Anche il dollaro in lieve ripresa non sta giovando alla stabilizzazione del prezzo dell’oro, che non riesce a risollevarsi nonostante i poco entusiasmanti dati relativi al mercato del lavoro statunitense.
Le aziende USA hanno determinato 108.435 licenziamenti a gennaio, con un aumento del 118% rispetto all'anno precedente e le richieste iniziali di sussidi di disoccupazione sono aumentate a 231.000 nella scorsa settimana, mancando le aspettative di 212.000. Inoltre, anche le offerte di lavoro sono calate a 6,542 milioni dai 6,928 milioni di novembre, molto al di sotto dei 7,2 milioni previsti.
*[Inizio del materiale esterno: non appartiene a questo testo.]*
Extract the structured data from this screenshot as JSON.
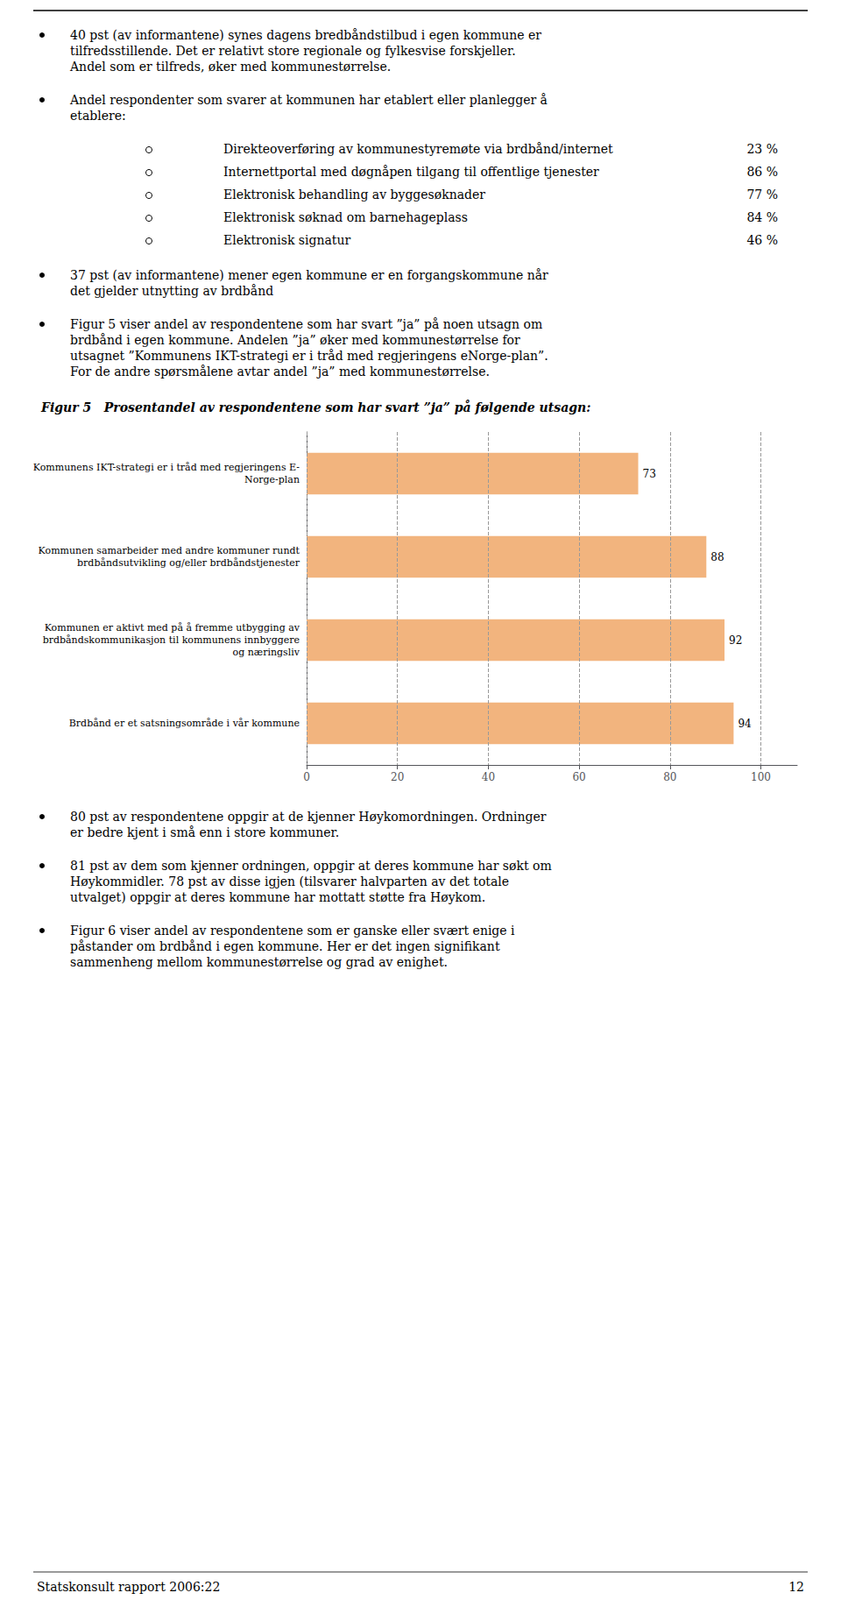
{
  "chart_data": {
    "type": "bar",
    "orientation": "horizontal",
    "title": "Figur 5   Prosentandel av respondentene som har svart ”ja” på følgende utsagn:",
    "categories": [
      "Kommunens IKT-strategi er i tråd med regjeringens E-\nNorge-plan",
      "Kommunen samarbeider med andre kommuner rundt\nbrdbåndsutvikling og/eller brdbåndstjenester",
      "Kommunen er aktivt med på å fremme utbygging av\nbrdbåndskommunikasjon til kommunens innbyggere\nog næringsliv",
      "Brdbånd er et satsningsområde i vår kommune"
    ],
    "values": [
      73,
      88,
      92,
      94
    ],
    "color": "#f2b47e",
    "xlim": [
      0,
      108
    ],
    "xticks": [
      0,
      20,
      40,
      60,
      80,
      100
    ],
    "grid": true,
    "data_labels": true,
    "annotations": [
      "40 pst (av informantene) synes dagens bredbåndstilbud i egen kommune er\ntilfredsstillende. Det er relativt store regionale og fylkesvise forskjeller.\nAndel som er tilfreds, øker med kommunestørrelse.",
      "Andel respondenter som svarer at kommunen har etablert eller planlegger å\netablere:",
      "Direkteoverføring av kommunestyremøte via brdbånd/internet",
      "23 %",
      "Internettportal med døgnåpen tilgang til offentlige tjenester",
      "86 %",
      "Elektronisk behandling av byggesøknader",
      "77 %",
      "Elektronisk søknad om barnehageplass",
      "84 %",
      "Elektronisk signatur",
      "46 %",
      "37 pst (av informantene) mener egen kommune er en forgangskommune når\ndet gjelder utnytting av brdbånd",
      "Figur 5 viser andel av respondentene som har svart ”ja” på noen utsagn om\nbrdbånd i egen kommune. Andelen ”ja” øker med kommunestørrelse for\nutsagnet ”Kommunens IKT-strategi er i tråd med regjeringens eNorge-plan”.\nFor de andre spørsmålene avtar andel ”ja” med kommunestørrelse.",
      "80 pst av respondentene oppgir at de kjenner Høykomordningen. Ordninger\ner bedre kjent i små enn i store kommuner.",
      "81 pst av dem som kjenner ordningen, oppgir at deres kommune har søkt om\nHøykommidler. 78 pst av disse igjen (tilsvarer halvparten av det totale\nutvalget) oppgir at deres kommune har mottatt støtte fra Høykom.",
      "Figur 6 viser andel av respondentene som er ganske eller svært enige i\npåstander om brdbånd i egen kommune. Her er det ingen signifikant\nsammenheng mellom kommunestørrelse og grad av enighet.",
      "Statskonsult rapport 2006:22",
      "12"
    ]
  }
}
Inoltre, anche l'allentamento delle tensioni geopolitiche sta pesando sui flussi di rifugio che, in precedenza, erano diretti verso l’oro e i metalli preziosi in generale.
Analisi tecnica
L’oro non riesce a recuperare la soglia dei $ 4.900 e diventa preda di una accentuata volatilità che richiede estrema cautela nel breve termine.
L’RSI è precipitato nel giro di poco, passando da impercomprato estremo a neutrale, pur rimanendo sopra la linea mediana inducendo speranze rialziste.
La ripresa rialzista deve passare dal recupero dei $ 4.900, per motivare la ripresa del livello successivo dei $ 4.950, seguito dai 5.000 dollari.